La cafetería de Ester Torres. Ganadora de la XV edición www.excelencialiteraria.com

Aquella mañana el barrio estaba tranquilo. El aroma de la lluvia se mezclaba con el de la cúrcuma, el curry y la canela, que flotaban a través de la rejilla del escaparate. En el interior de la tienda reinaba un aparente silencio. Se oía la lluvia caer y, de fondo, las melodías que salían de las cajitas con las infusiones, el té y de las especias que había en la despensa del pasillo. Las vitrinas temblaban, abarrotadas de tazas que no paraban de moverse, con el ansia de que alguien las llenara de café, de leche, de té… y así dar comienzo al espectáculo.

Ipa se encargó de ultimar los detalles, de encender las luces, de comprobar que las sillas estuviesen bien colocadas, el café recién molido, lleno el hervidor del agua, los croissant en su punto antes de salir del horno… Mientras echaba una ojeada, para ver que todo estuviese listo, se dio cuenta de que un niño que pasaba por la calle con su mochila, estampaba la cara contra el cristal, con el propósito de presenciar el espectáculo de aquella mañana. En ese momento, Ipa, con un movimiento rápido, bajó la persiana intentando no asustarle. Pero el pequeño huyó a todo correr.

—¿Qué habrá en ese lugar donde los mayores se divierten tanto? —pensó mientras corría calle abajo, la mochila golpeándole la espalda, todavía impresionado por la mirada de Ipa– ¿Por qué dicen que no es asunto de niños?

Ipa no tenía nada que ocultar. Dentro de unos años aquel chico lo entendería.

Estaba todo a punto: los pasteles estaban en su sitio y las tazas habían conseguido tranquilizarse. Se seguían escuchando ruidos desde la despensa, pero había armonía.
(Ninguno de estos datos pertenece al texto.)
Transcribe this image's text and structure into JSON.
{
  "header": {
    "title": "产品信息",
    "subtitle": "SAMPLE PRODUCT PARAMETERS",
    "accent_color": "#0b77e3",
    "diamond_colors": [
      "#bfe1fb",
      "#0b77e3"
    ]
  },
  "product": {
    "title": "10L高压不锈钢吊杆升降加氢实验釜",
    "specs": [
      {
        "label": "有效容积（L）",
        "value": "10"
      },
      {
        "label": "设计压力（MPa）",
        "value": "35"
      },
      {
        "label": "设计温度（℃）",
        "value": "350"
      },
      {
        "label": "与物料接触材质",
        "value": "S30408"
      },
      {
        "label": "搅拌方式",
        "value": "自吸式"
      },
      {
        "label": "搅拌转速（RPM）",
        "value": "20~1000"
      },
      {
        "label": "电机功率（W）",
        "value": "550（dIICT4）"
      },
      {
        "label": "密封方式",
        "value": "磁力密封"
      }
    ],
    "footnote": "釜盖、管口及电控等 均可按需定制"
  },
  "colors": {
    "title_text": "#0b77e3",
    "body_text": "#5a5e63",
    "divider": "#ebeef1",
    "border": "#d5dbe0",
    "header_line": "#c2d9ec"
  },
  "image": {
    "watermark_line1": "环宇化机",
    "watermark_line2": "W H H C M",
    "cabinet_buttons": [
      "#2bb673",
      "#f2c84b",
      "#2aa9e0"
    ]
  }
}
Eran muchos los años que Ipa llevaba devolviendo los recuerdos de la infancia a quien pasaba por allí. Y aunque era cierto que en el barrio había muchas cafeterías, ninguna era como la suya, repleta de recuerdos, de dulces que a cada persona le traían memorias diferentes, de aromas que tenían la magia de transportar a los clientes a los instantes más entrañables de la infancia. Ipa solo ponía una condición: que al sentarse en las mesas del local, cada cual olvidara el presente y cerrase los ojos para disfrutar de aquel rato, en el que un sorbo era suficiente para rescatar los ecos del pasado, quizás olvidados a causa de las prisas, que son cosas de mayores ante las que aquella tienda hacía valer su derecho de admisión.